If I bend a straight line segment such that the arc length of the line remains constant, how can I express the transformation as a function?

Question

Imagine we have a line segment of length $1$ on the $x$-axis.

Keeping the point at $(0,0)$ fixed at $(0,0)$, we bend the line segment into a parabola such that every point on the bent line now satisfies $y = x^2$.

This should yield a parabola starting from $(0,0)$ with arc-length $1$.

How can I express this transformation such that a point $(x, 0)$ on the original line is transformed to some point $(x', y')$ on the parabola? Is it possible to find an equation that, given x, returns $(x', y')$? Is it possible to obtain this for bending into any arbitrary, smooth and continuous shape?

Answer 1

Yes, there is a function that, given an $x>0$ returns the $x'>0$ such that the distance form the origin to $(x', x'^2)$ along the parabola $y=x^2$ is equal to $x$.
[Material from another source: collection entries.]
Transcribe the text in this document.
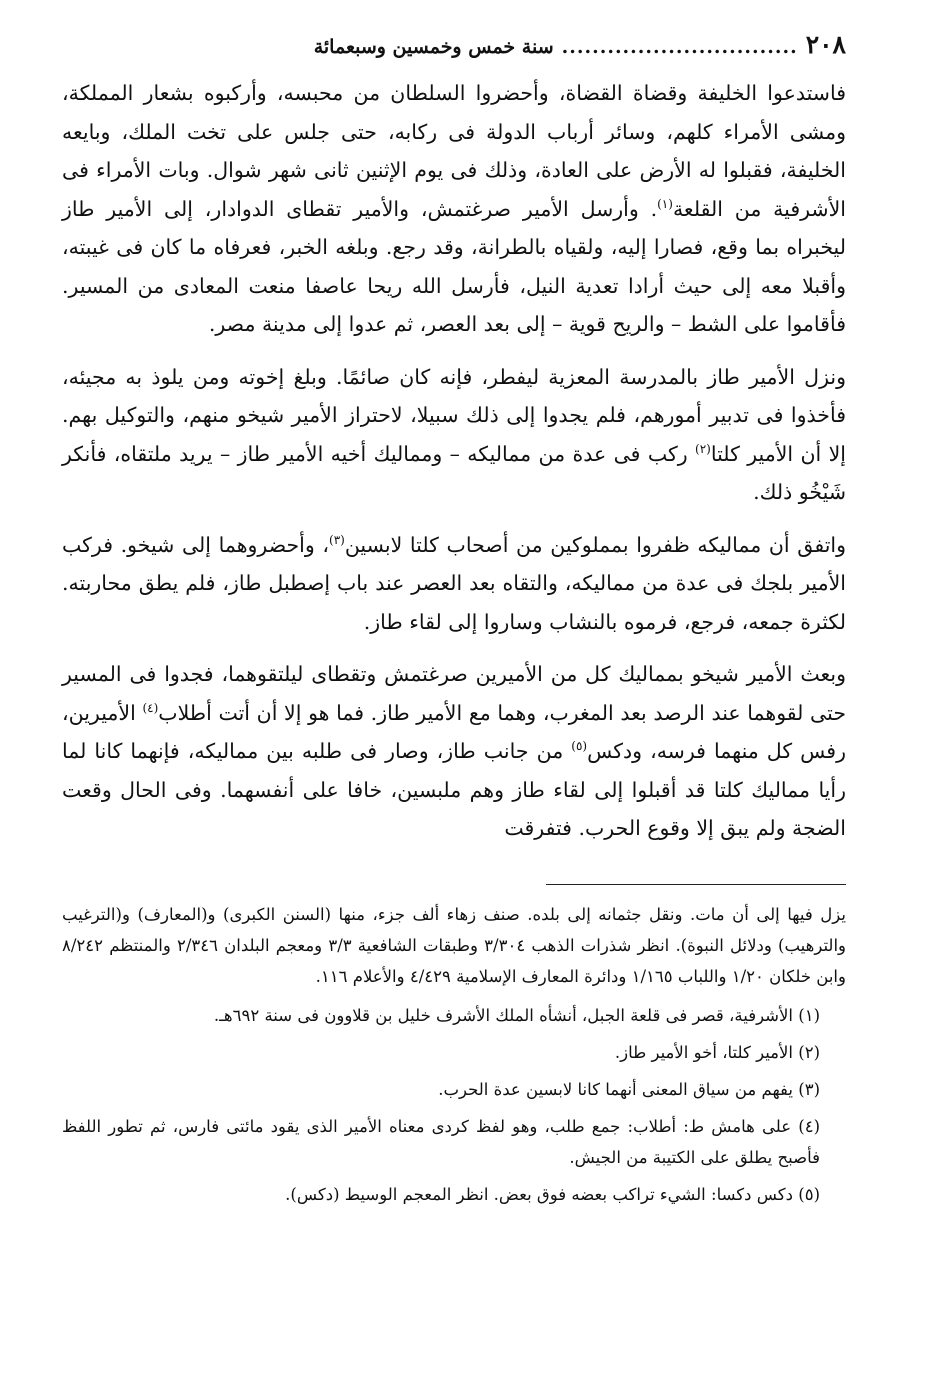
٢٠٨
...............................
سنة خمس وخمسين وسبعمائة

فاستدعوا الخليفة وقضاة القضاة، وأحضروا السلطان من محبسه، وأركبوه بشعار المملكة، ومشى الأمراء كلهم، وسائر أرباب الدولة فى ركابه، حتى جلس على تخت الملك، وبايعه الخليفة، فقبلوا له الأرض على العادة، وذلك فى يوم الإثنين ثانى شهر شوال. وبات الأمراء فى الأشرفية من القلعة$^{(١)}$. وأرسل الأمير صرغتمش، والأمير تقطاى الدوادار، إلى الأمير طاز ليخبراه بما وقع، فصارا إليه، ولقياه بالطرانة، وقد رجع. وبلغه الخبر، فعرفاه ما كان فى غيبته، وأقبلا معه إلى حيث أرادا تعدية النيل، فأرسل الله ريحا عاصفا منعت المعادى من المسير. فأقاموا على الشط – والريح قوية – إلى بعد العصر، ثم عدوا إلى مدينة مصر.

ونزل الأمير طاز بالمدرسة المعزية ليفطر، فإنه كان صائمًا. وبلغ إخوته ومن يلوذ به مجيئه، فأخذوا فى تدبير أمورهم، فلم يجدوا إلى ذلك سبيلا، لاحتراز الأمير شيخو منهم، والتوكيل بهم. إلا أن الأمير كلتا$^{(٢)}$ ركب فى عدة من مماليكه – ومماليك أخيه الأمير طاز – يريد ملتقاه، فأنكر شَيْخُو ذلك.

واتفق أن مماليكه ظفروا بمملوكين من أصحاب كلتا لابسين$^{(٣)}$، وأحضروهما إلى شيخو. فركب الأمير بلجك فى عدة من مماليكه، والتقاه بعد العصر عند باب إصطبل طاز، فلم يطق محاربته. لكثرة جمعه، فرجع، فرموه بالنشاب وساروا إلى لقاء طاز.

وبعث الأمير شيخو بمماليك كل من الأميرين صرغتمش وتقطاى ليلتقوهما، فجدوا فى المسير حتى لقوهما عند الرصد بعد المغرب، وهما مع الأمير طاز. فما هو إلا أن أتت أطلاب$^{(٤)}$ الأميرين، رفس كل منهما فرسه، ودكس$^{(٥)}$ من جانب طاز، وصار فى طلبه بين مماليكه، فإنهما كانا لما رأيا مماليك كلتا قد أقبلوا إلى لقاء طاز وهم ملبسين، خافا على أنفسهما. وفى الحال وقعت الضجة ولم يبق إلا وقوع الحرب. فتفرقت

يزل فيها إلى أن مات. ونقل جثمانه إلى بلده. صنف زهاء ألف جزء، منها (السنن الكبرى) و(المعارف) و(الترغيب والترهيب) ودلائل النبوة). انظر شذرات الذهب ٣/٣٠٤ وطبقات الشافعية ٣/٣ ومعجم البلدان ٢/٣٤٦ والمنتظم ٨/٢٤٢ وابن خلكان ١/٢٠ واللباب ١/١٦٥ ودائرة المعارف الإسلامية ٤/٤٢٩ والأعلام ١١٦.

(١) الأشرفية، قصر فى قلعة الجبل، أنشأه الملك الأشرف خليل بن قلاوون فى سنة ٦٩٢هـ.
(٢) الأمير كلتا، أخو الأمير طاز.
(٣) يفهم من سياق المعنى أنهما كانا لابسين عدة الحرب.
(٤) على هامش ط: أطلاب: جمع طلب، وهو لفظ كردى معناه الأمير الذى يقود مائتى فارس، ثم تطور اللفظ فأصبح يطلق على الكتيبة من الجيش.
(٥) دكس دكسا: الشيء تراكب بعضه فوق بعض. انظر المعجم الوسيط (دكس).
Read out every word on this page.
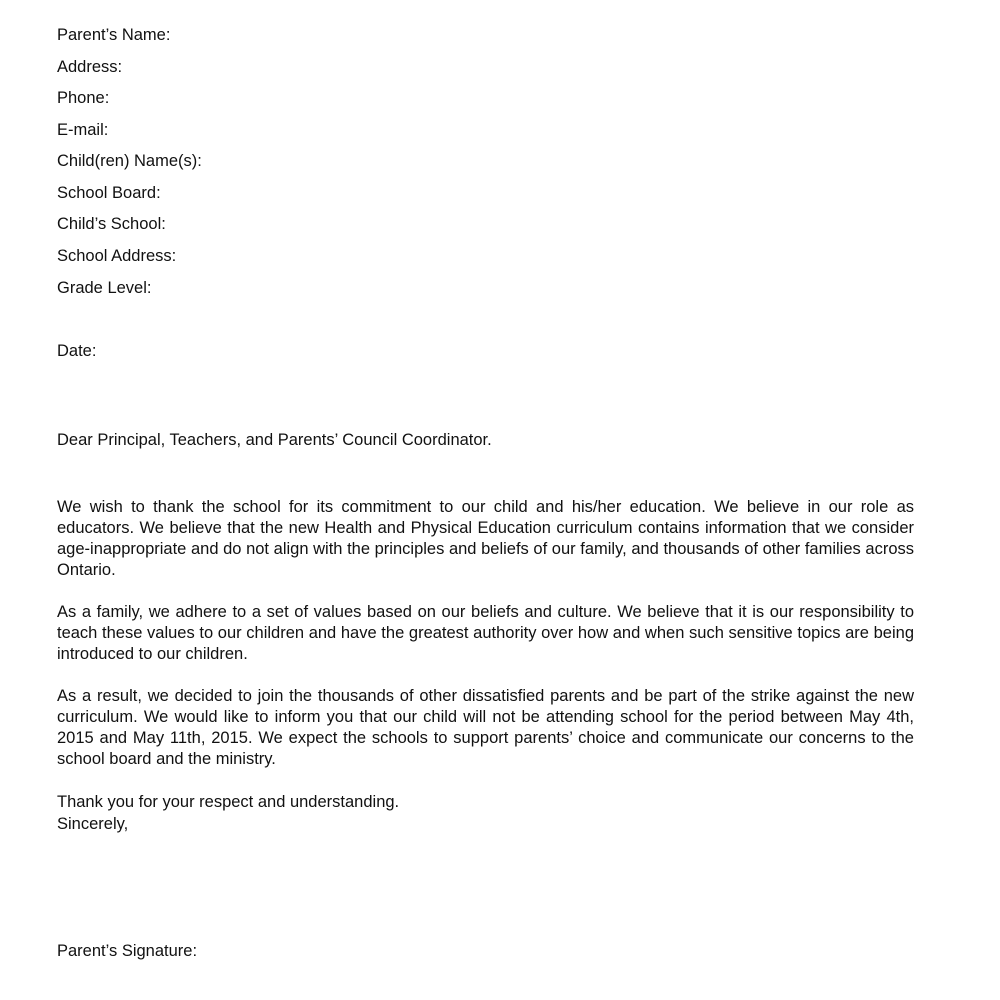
Parent’s Name:
Address:
Phone:
E-mail:
Child(ren) Name(s):
School Board:
Child’s School:
School Address:
Grade Level:
Date:
Dear Principal, Teachers, and Parents’ Council Coordinator.

We wish to thank the school for its commitment to our child and his/her education. We believe in our role as educators. We believe that the new Health and Physical Education curriculum contains information that we consider age-inappropriate and do not align with the principles and beliefs of our family, and thousands of other families across Ontario.

As a family, we adhere to a set of values based on our beliefs and culture. We believe that it is our responsibility to teach these values to our children and have the greatest authority over how and when such sensitive topics are being introduced to our children.

As a result, we decided to join the thousands of other dissatisfied parents and be part of the strike against the new curriculum. We would like to inform you that our child will not be attending school for the period between May 4th, 2015 and May 11th, 2015. We expect the schools to support parents’ choice and communicate our concerns to the school board and the ministry.

Thank you for your respect and understanding.
Sincerely,
Parent’s Signature:
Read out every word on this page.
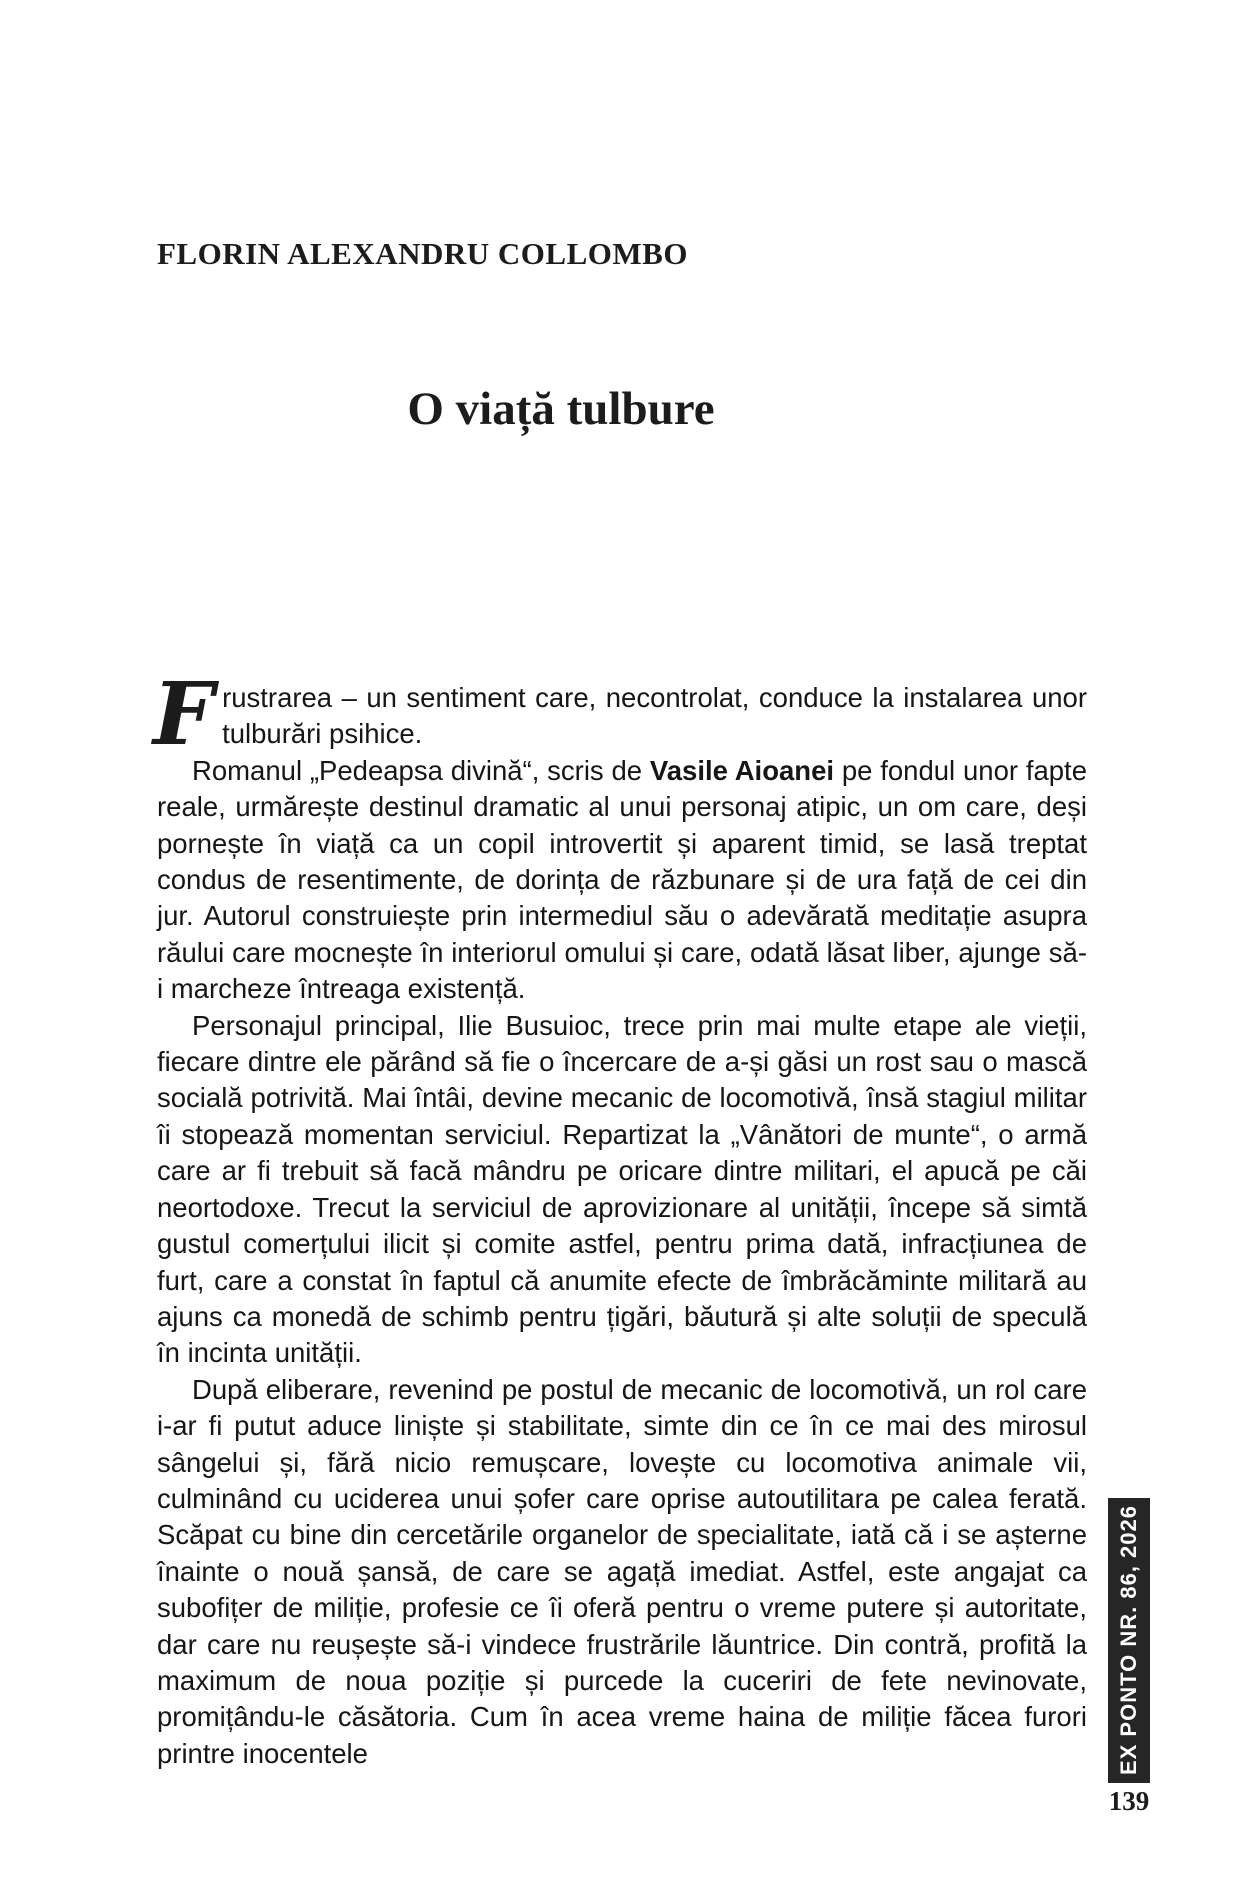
FLORIN ALEXANDRU COLLOMBO
O viață tulbure

Frustrarea – un sentiment care, necontrolat, conduce la instalarea unor tulburări psihice.

Romanul „Pedeapsa divină“, scris de Vasile Aioanei pe fondul unor fapte reale, urmărește destinul dramatic al unui personaj atipic, un om care, deși pornește în viață ca un copil introvertit și aparent timid, se lasă treptat condus de resentimente, de dorința de răzbunare și de ura față de cei din jur. Autorul construiește prin intermediul său o adevărată meditație asupra răului care mocnește în interiorul omului și care, odată lăsat liber, ajunge să-i marcheze întreaga existență.

Personajul principal, Ilie Busuioc, trece prin mai multe etape ale vieții, fiecare dintre ele părând să fie o încercare de a-și găsi un rost sau o mască socială potrivită. Mai întâi, devine mecanic de locomotivă, însă stagiul militar îi stopează momentan serviciul. Repartizat la „Vânători de munte“, o armă care ar fi trebuit să facă mândru pe oricare dintre militari, el apucă pe căi neortodoxe. Trecut la serviciul de aprovizionare al unității, începe să simtă gustul comerțului ilicit și comite astfel, pentru prima dată, infracțiunea de furt, care a constat în faptul că anumite efecte de îmbrăcăminte militară au ajuns ca monedă de schimb pentru țigări, băutură și alte soluții de speculă în incinta unității.

După eliberare, revenind pe postul de mecanic de locomotivă, un rol care i-ar fi putut aduce liniște și stabilitate, simte din ce în ce mai des mirosul sângelui și, fără nicio remușcare, lovește cu locomotiva animale vii, culminând cu uciderea unui șofer care oprise autoutilitara pe calea ferată. Scăpat cu bine din cercetările organelor de specialitate, iată că i se așterne înainte o nouă șansă, de care se agață imediat. Astfel, este angajat ca subofițer de miliție, profesie ce îi oferă pentru o vreme putere și autoritate, dar care nu reușește să-i vindece frustrările lăuntrice. Din contră, profită la maximum de noua poziție și purcede la cuceriri de fete nevinovate, promițându-le căsătoria. Cum în acea vreme haina de miliție făcea furori printre inocentele	EX PONTO NR. 86, 2026
139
Finding a direct expression for this function is, however, a little bit tricky. It is much easier to go the other way: take a point on the parabola and see where it lands on the $x$-axis as you straighten your parabola to a line.

The distance along the parabola from the origin to $(x', x'^2)$ is given by the integral $$ \int_0^{x'}\sqrt{1+4t^2}dt=\frac{x'}2\sqrt{1+4x'^2}+\frac14\ln\left(2x'+\sqrt{1+4x'^2}\right) $$ (I used electronic help to calculate this integral, and substituted in the logarithm for the inverse hyperbolic sine.) And there it is. That is your $x$ on the $x$-axis, given a point $(x',x'^2)$ on the parabola.

Answer 2

Consider the parabola $\mathcal C$ as the image of the curve $$\gamma:\mathbb R \rightarrow \mathbb R^2, \qquad \gamma(t)=(t,t^2)$$ We want to define a map $f:\mathbb R\rightarrow \mathcal C$ such that the real line bends over the parabola. For, take a point $x\in \mathbb R^+$; the image $f(x)$ is the point $\gamma(s)=(s,s^2)$ in $\mathcal C$ ($s>0$) such that \begin{equation} l(\gamma, [0,s])=x \end{equation} where $l(\gamma, [0,s])$ denotes the length of the curve $\gamma$ from $0$ to $s$. Now: \begin{gather} l(\gamma, [0,s])=x\\ \int_{0}^{s}|\gamma'(t)| \ dt = x\\ \int_{0}^{s}\sqrt{1+4t^2}\ dt = x\\ g(s)=\frac{1}{4}\left[2s\sqrt{4s^2+1}+\ln\left(2s+\sqrt{4s^2+1}\right)\right]=x \end{gather} The function $g(s)$ is strictly monotone in $(0,\infty)$ (its derivative is $\sqrt{1+4s^2}$), so it is invertible in $(0,\infty)$. Hence is well defined the unique point $s\in \mathbb R^{+}$ sucht that $g(s)=x$. Denote this point with $h(x)$ the function we are looking for is: \begin{equation} f:\mathbb R^+ \rightarrow \mathcal C,\quad f(x) = (h(x),h(x)^2) \end{equation} The argument is the same for negative points.

I don't find a way to invert explicity the function $g(s)$. I don't know if there is a explicit formula.